The results will have been seen by anyone who has spent time online: an algorithmically served diet of information triggering moral outrage, a hardening of resentment between in-groups and out-groups and a sense of having your own view of the world confirmed. In the United States, Fisher plots a path from Gamergate to Pizzagate, and then the transformation of a ‘wing of the Republican Party’ into a ‘millions-strong conspiracy cult’ in ‘the vanguard of a campaign to topple American democracy’.

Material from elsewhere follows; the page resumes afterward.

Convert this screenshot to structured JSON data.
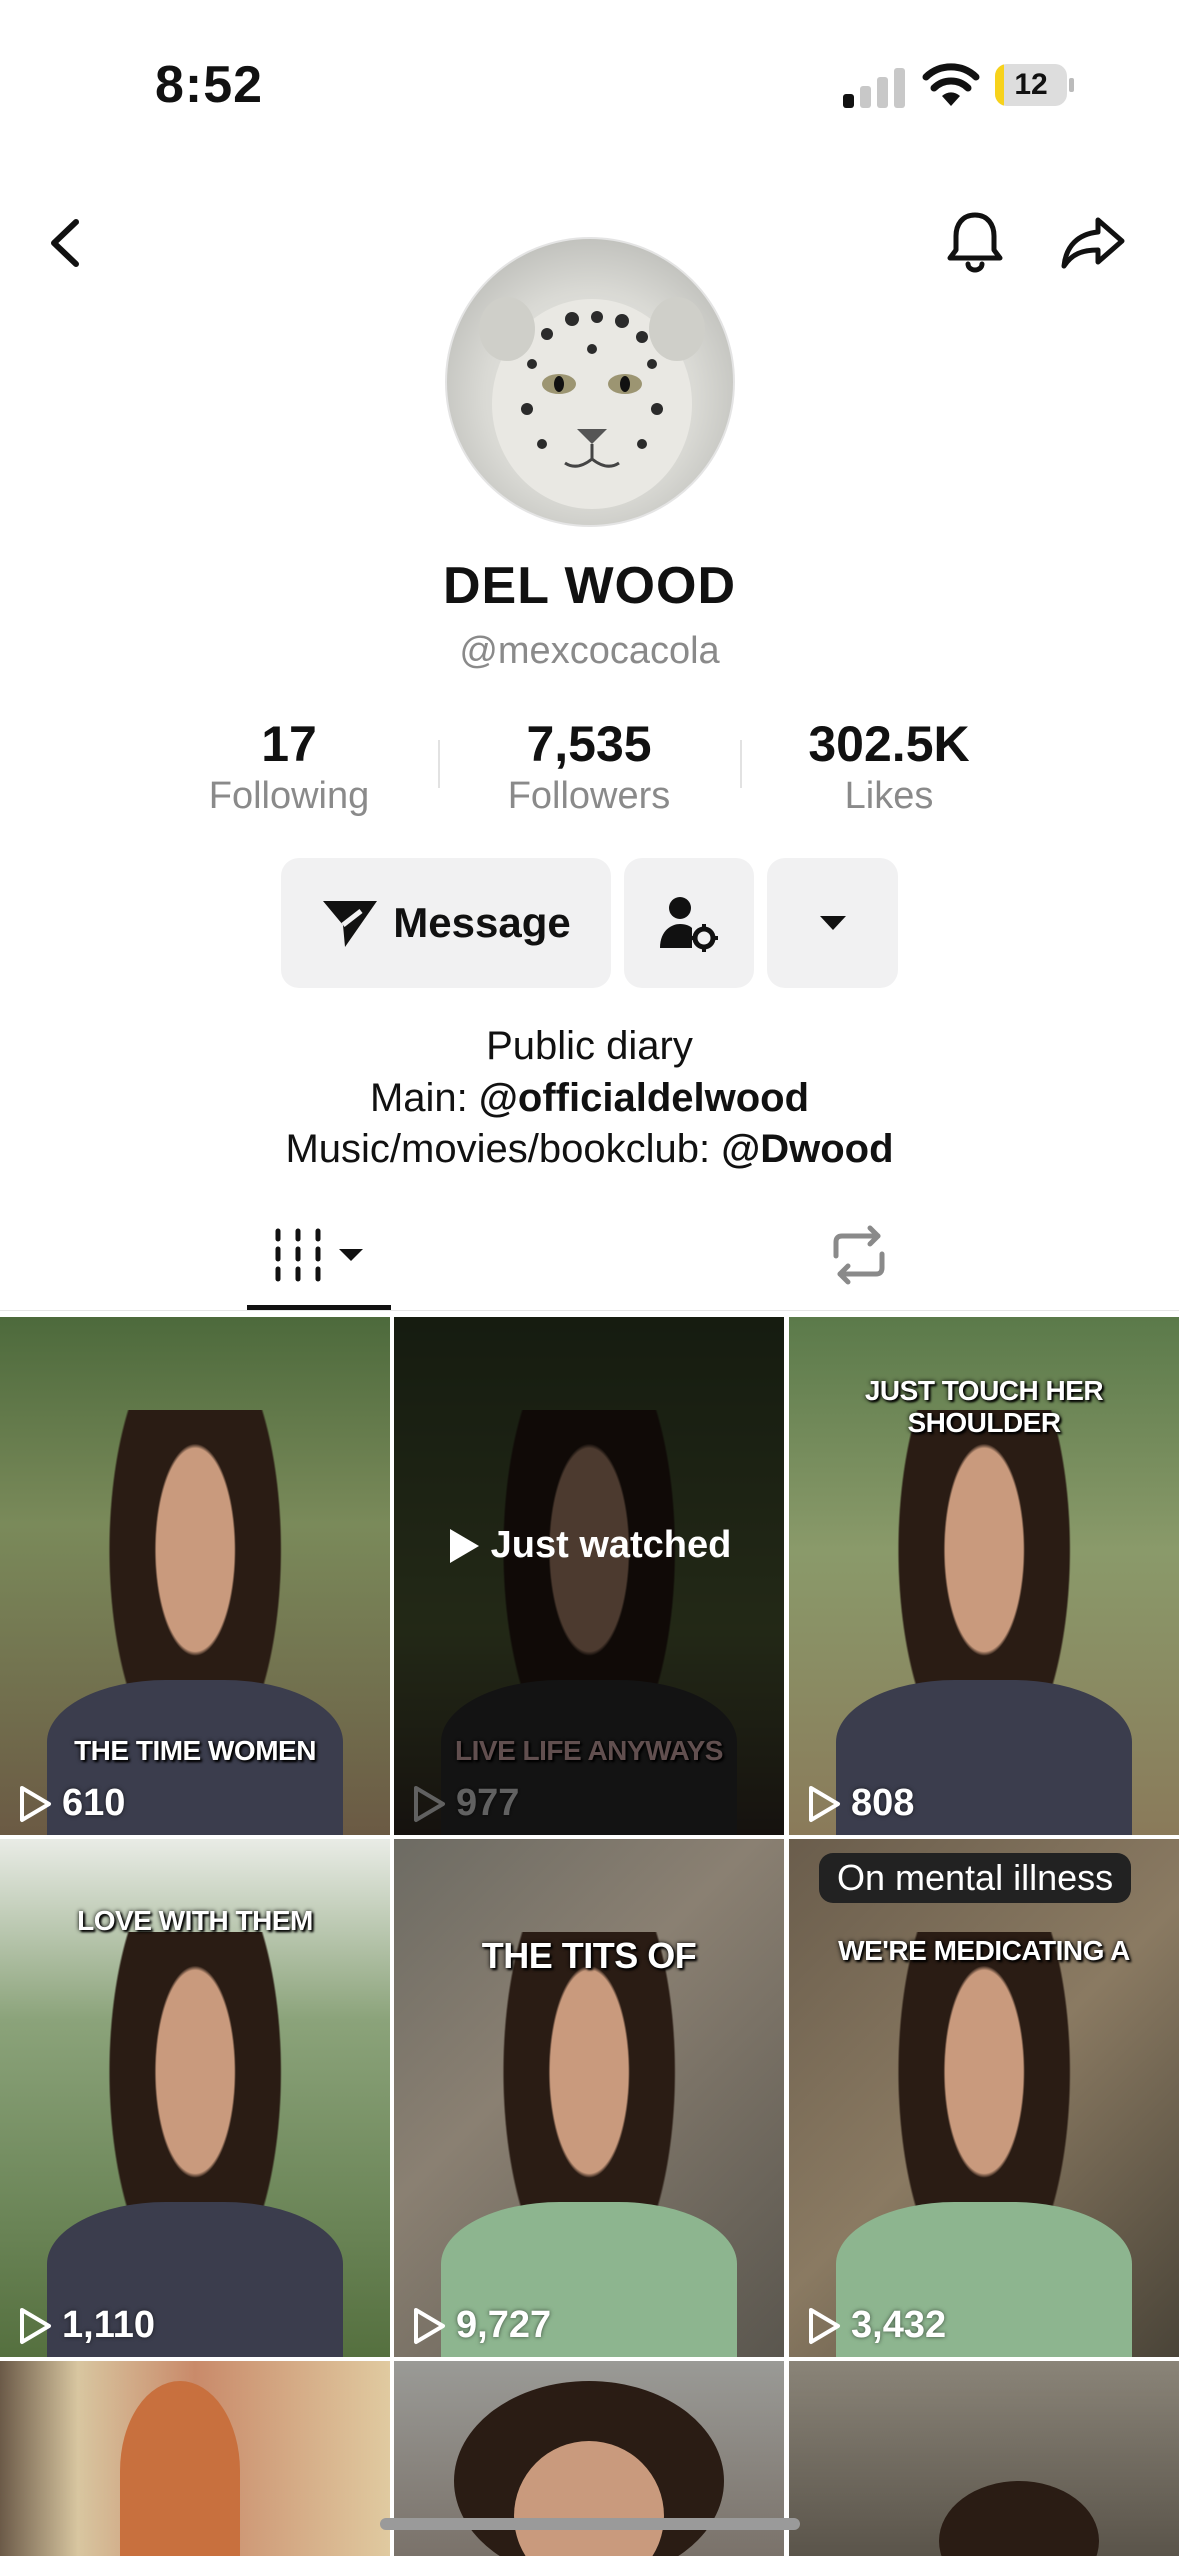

At first, the only people who really understood what the platforms were doing were those who ran them. For the rest of us, realisation has come through a drip-feed of studies, disclosures by whistleblowers and the occasional mea culpa of a tech giant exec. Those running the tech giants were ignorant of the societies they were pushing their products into, including their own. ‘As the usage expands, it’s in every country, it’s in places in the world and languages and cultures we don’t understand,’ Fisher quotes Chris Cox, Facebook’s chief product officer, as saying in 2013. Ignorance is only part of the story, however. The other part involves wilful myopia. Fisher is careful to note the many warnings Facebook and YouTube received about what their algorithms were doing years before Myanmar’s genocide began.

Diagnosing the influence of the tech giants on society has become practically a genre in its own right, and the broad contours of Fisher’s argument will feel familiar in various parts to readers of, say, The Attention Merchants by Tim Wu, The Net Delusion by Evgeny Morozov and The Internet is Not the Answer by Andrew Keen. None of the other books on this subject, however, traces quite as crisply or clearly as Fisher’s does a single line from attention-harvesting through recommender algorithms to radicalisation.

It is when Fisher reports first-hand on the effects of all this that the writing really crackles. He takes us, for instance, to a hospital in Maceió, Brazil, to show us doctors fighting not just the Zika virus but also anti-vax parents pulled down YouTube rabbit holes. Along a remote mountain road in Sri Lanka, Fisher brings us to a concrete house without running water but ‘bristling’ with smartphones. Inside lives a family who ‘could recite, verbatim, memes constructing an alternate reality of nefarious Muslim plots’. Sectarian extremists, famous on Facebook, send exactly the kind of content that keeps people on the platform. Posts show makeshift weapons and a list of targets. Two mosques are marked ‘tonight’, another two ‘tomorrow’. Sudarshana Gunawardana, Sri Lanka’s information chief, is reduced to begging Facebook to take action via its online submission box.

It is never Fisher’s argument, however, that the tech giants conjure hatred out of nothing, but rather that they exploit and worsen hatreds that already exist. In Myanmar, anti-Rohingya animus stretches back to the early 20th century. But it was only in 2012, the moment that media restrictions were lifted, that communal tensions flamed into genocide.

Fisher’s answer is simply to turn these chaos machines off, or at least the recommender algorithms that power them. It would create a less engaging internet, but also one with ‘fewer schoolteachers chased into hiding, fewer families burned alive in their homes … fewer lives ruined by undeserved infamy … fewer children deprived of lifesaving vaccines … Maybe even fewer democracies torn asunder by polarization, lies, and violence.’ Fisher’s book brings us face to face with chaos machines and their ruinous human consequences. I only wish the cure didn’t feel quite so unlikely.